New parents can try a number of common sense strategies, as well as getting creative with their sex lives. Issues with pain can be alleviated by using lubricant, trying different positions, and enjoying more foreplay. A new mom can also breastfeed before sex, so that she is not worried about let down or the baby needing a feed. A reliable method of birth control can also help to alleviate stress over the possibility of pregnancy. In addition, the couple can work towards managing their stress levels by taking breaks, asking family members for help, lowering their expectations of themselves, and resting when needed.
For many couples, the passage of time will help to get past some of these issues, as the woman’s body heals and her hormones return to normal levels. However, the key to a healthy sex life may need to start with more of an emotional connection, as it is often difficult for a woman to become physically intimate without feeling emotionally close. The couple will need to make their relationship a priority and strive to enhance their connection, by having date nights, getting away for a couples’ weekend, cuddling or being affectionate, and setting aside some time to talk every day.
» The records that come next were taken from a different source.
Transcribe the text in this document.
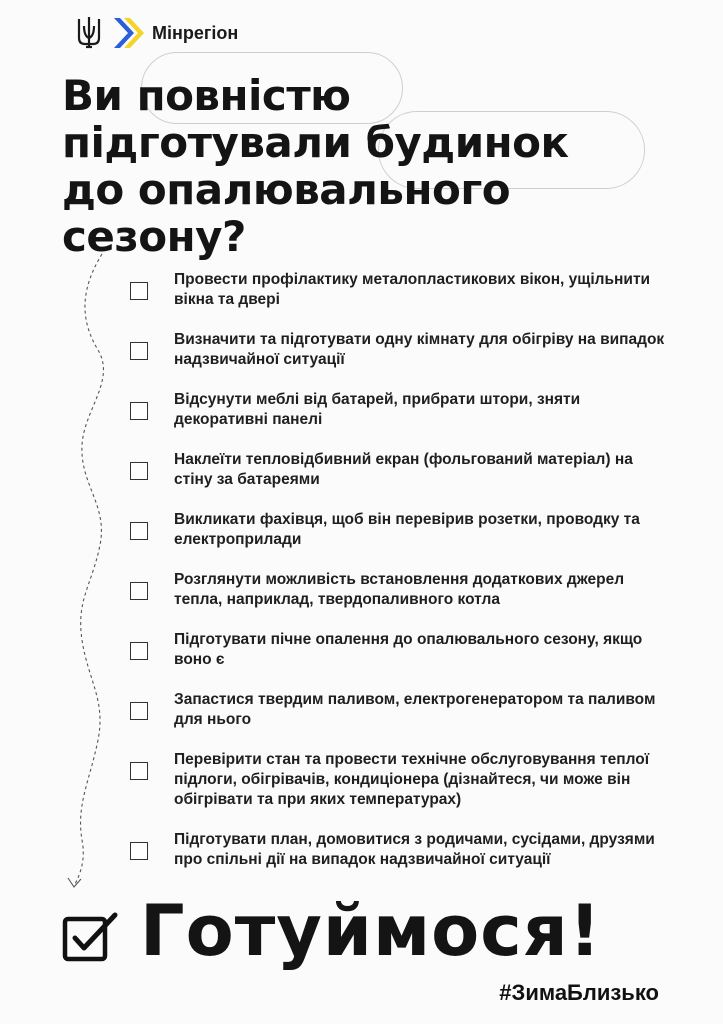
Мінрегіон
Ви повністю
підготували будинок
до опалювального
сезону?
Провести профілактику металопластикових вікон, ущільнити вікна та двері
Визначити та підготувати одну кімнату для обігріву на випадок надзвичайної ситуації
Відсунути меблі від батарей, прибрати штори, зняти декоративні панелі
Наклеїти тепловідбивний екран (фольгований матеріал) на стіну за батареями
Викликати фахівця, щоб він перевірив розетки, проводку та електроприлади
Розглянути можливість встановлення додаткових джерел тепла, наприклад, твердопаливного котла
Підготувати пічне опалення до опалювального сезону, якщо воно є
Запастися твердим паливом, електрогенератором та паливом для нього
Перевірити стан та провести технічне обслуговування теплої підлоги, обігрівачів, кондиціонера (дізнайтеся, чи може він обігрівати та при яких температурах)
Підготувати план, домовитися з родичами, сусідами, друзями про спільні дії на випадок надзвичайної ситуації
Готуймося!
#ЗимаБлизько
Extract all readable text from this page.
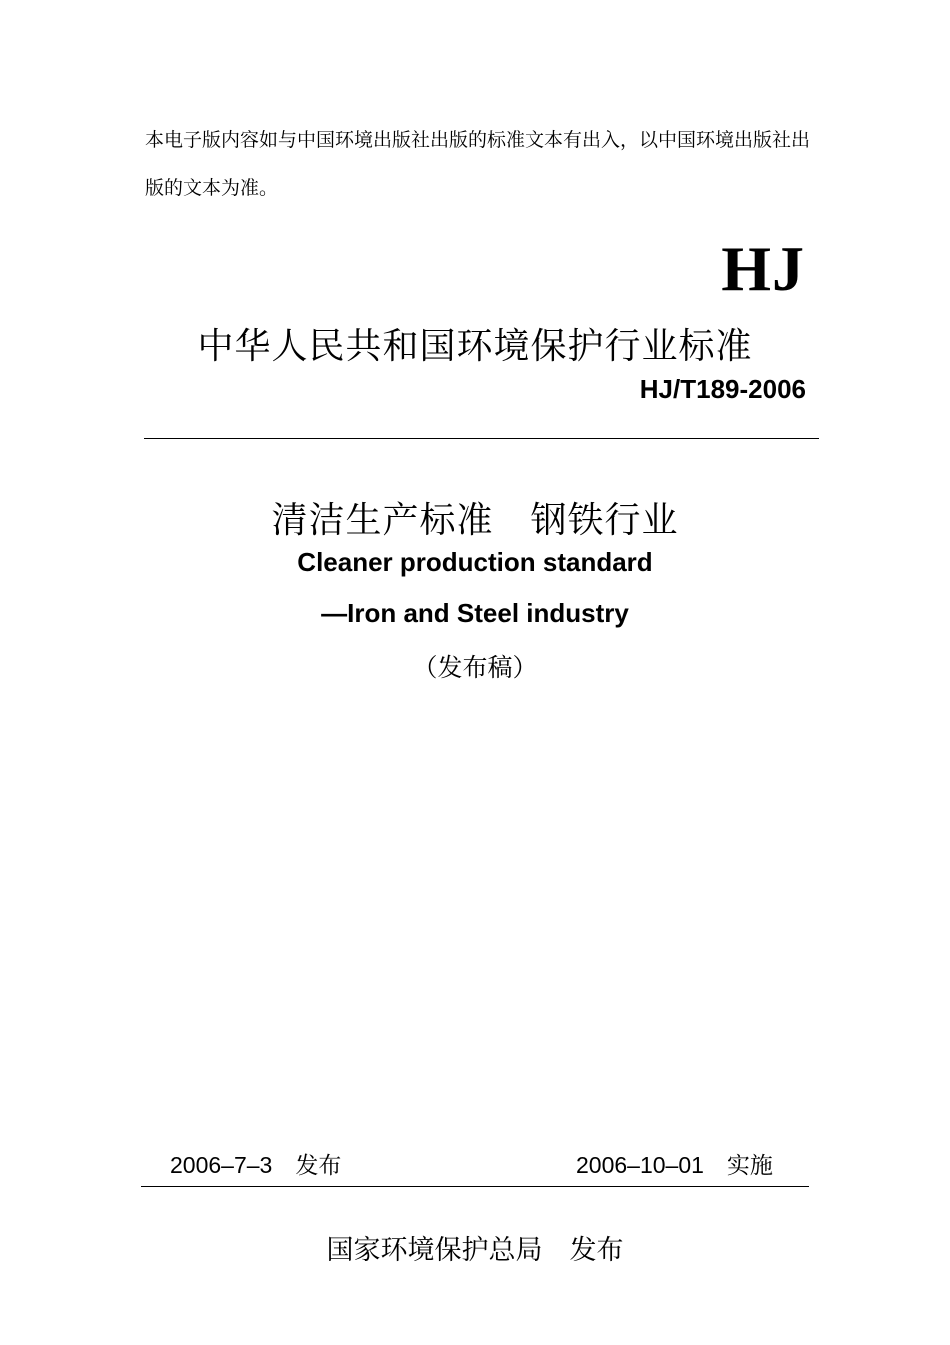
本电子版内容如与中国环境出版社出版的标准文本有出入，以中国环境出版社出版的文本为准。
HJ
中华人民共和国环境保护行业标准
HJ/T189-2006
清洁生产标准　钢铁行业
Cleaner production standard
—Iron and Steel industry
（发布稿）
2006–7–3　发布	2006–10–01　实施
国家环境保护总局　发布
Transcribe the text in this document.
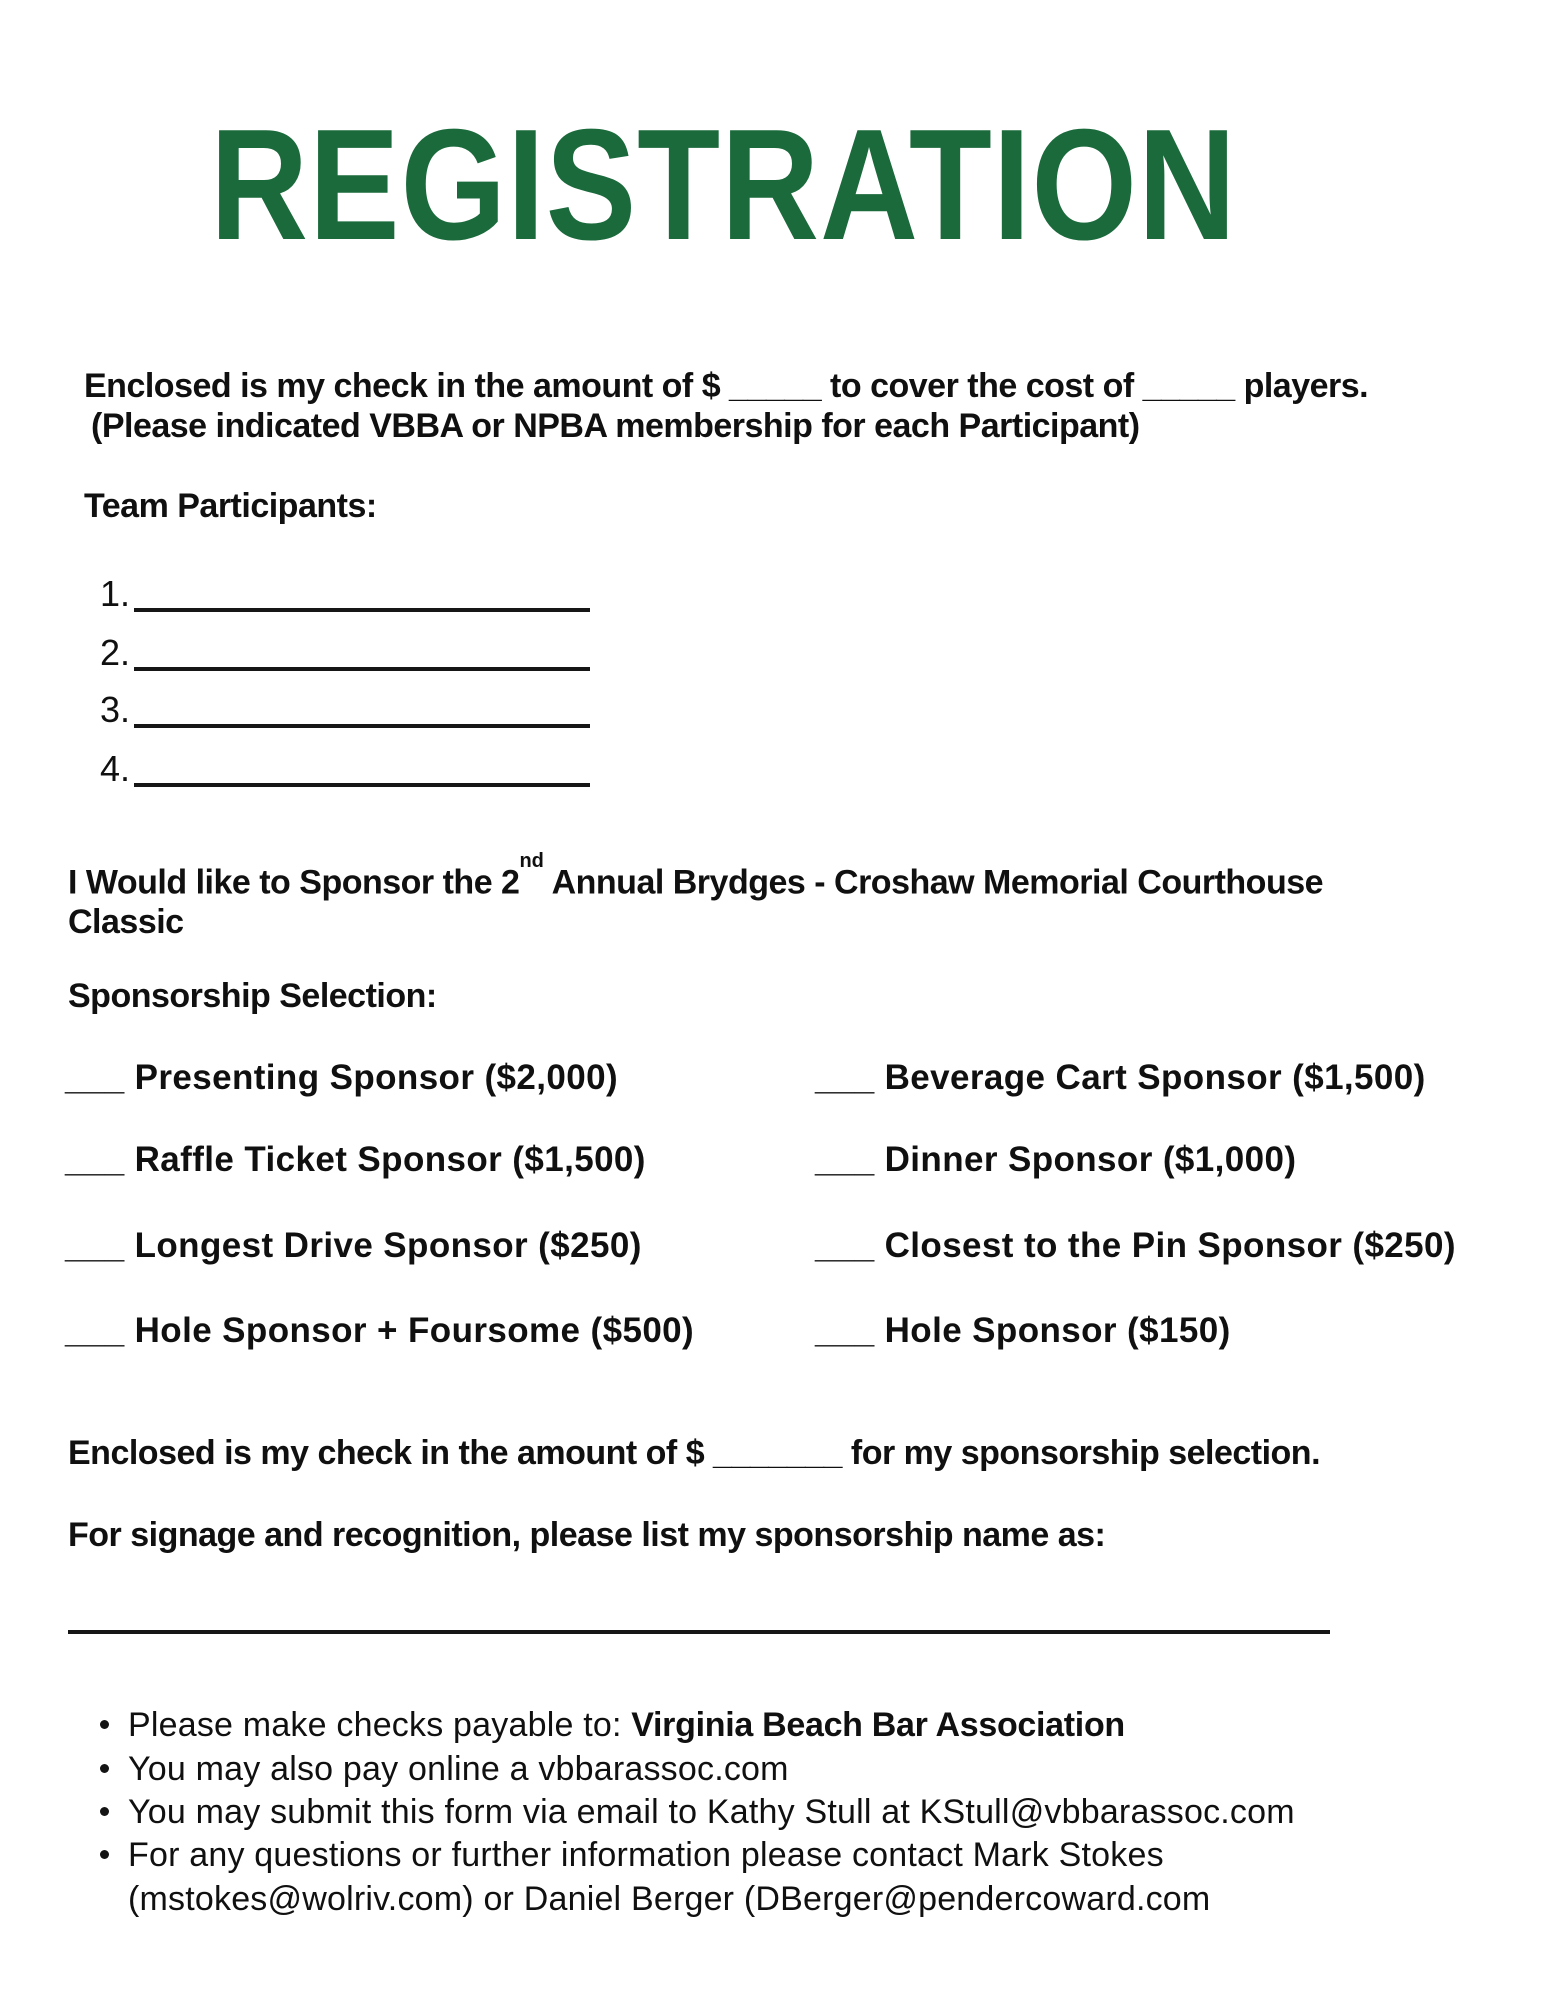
REGISTRATION
Enclosed is my check in the amount of $ _____ to cover the cost of _____ players.
(Please indicated VBBA or NPBA membership for each Participant)
Team Participants:
1.
2.
3.
4.
I Would like to Sponsor the 2nd Annual Brydges - Croshaw Memorial Courthouse
Classic
Sponsorship Selection:
___ Presenting Sponsor ($2,000)
___ Raffle Ticket Sponsor ($1,500)
___ Longest Drive Sponsor ($250)
___ Hole Sponsor + Foursome ($500)
___ Beverage Cart Sponsor ($1,500)
___ Dinner Sponsor ($1,000)
___ Closest to the Pin Sponsor ($250)
___ Hole Sponsor ($150)
Enclosed is my check in the amount of $ _______ for my sponsorship selection.
For signage and recognition, please list my sponsorship name as:
Please make checks payable to: Virginia Beach Bar Association
You may also pay online a vbbarassoc.com
You may submit this form via email to Kathy Stull at KStull@vbbarassoc.com
For any questions or further information please contact Mark Stokes
(mstokes@wolriv.com) or Daniel Berger (DBerger@pendercoward.com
Even though the newborn stage will pass, parents may continue to struggle with being overwhelmed as the years go on, so fitting in intimate time can be a challenge. One of the best ways to make time for one another is to schedule in “sex dates.” While many couples balk at this as not being very spontaneous or romantic,it is possible that they may never make time for sex if they just wait for the right time to occur. Making an appointment not only ensures that they are setting aside time for each another, but it takes away issues related to initiation and rejection, as well as allowing them to mentally prepare for the encounter, by having time to put aside other thoughts or worries, forgetting about their “to do” lists, and starting to think in a more sensual, physical manner. It may also extend foreplay into the hours leading up to the encounter, which may help to enhance the experience.
Having a close and intimate relationship is one of the hallmarks of a marital relationship, but it is common for a couple’s sexual relationship to ebb and flow over time. Having a baby is one of those times where things may slow down, but if the couple can keep a longer term view, develop an understanding for each other’s perspective, and get creative with one another, they will be able to get back to a more intimate, loving, and sexual place.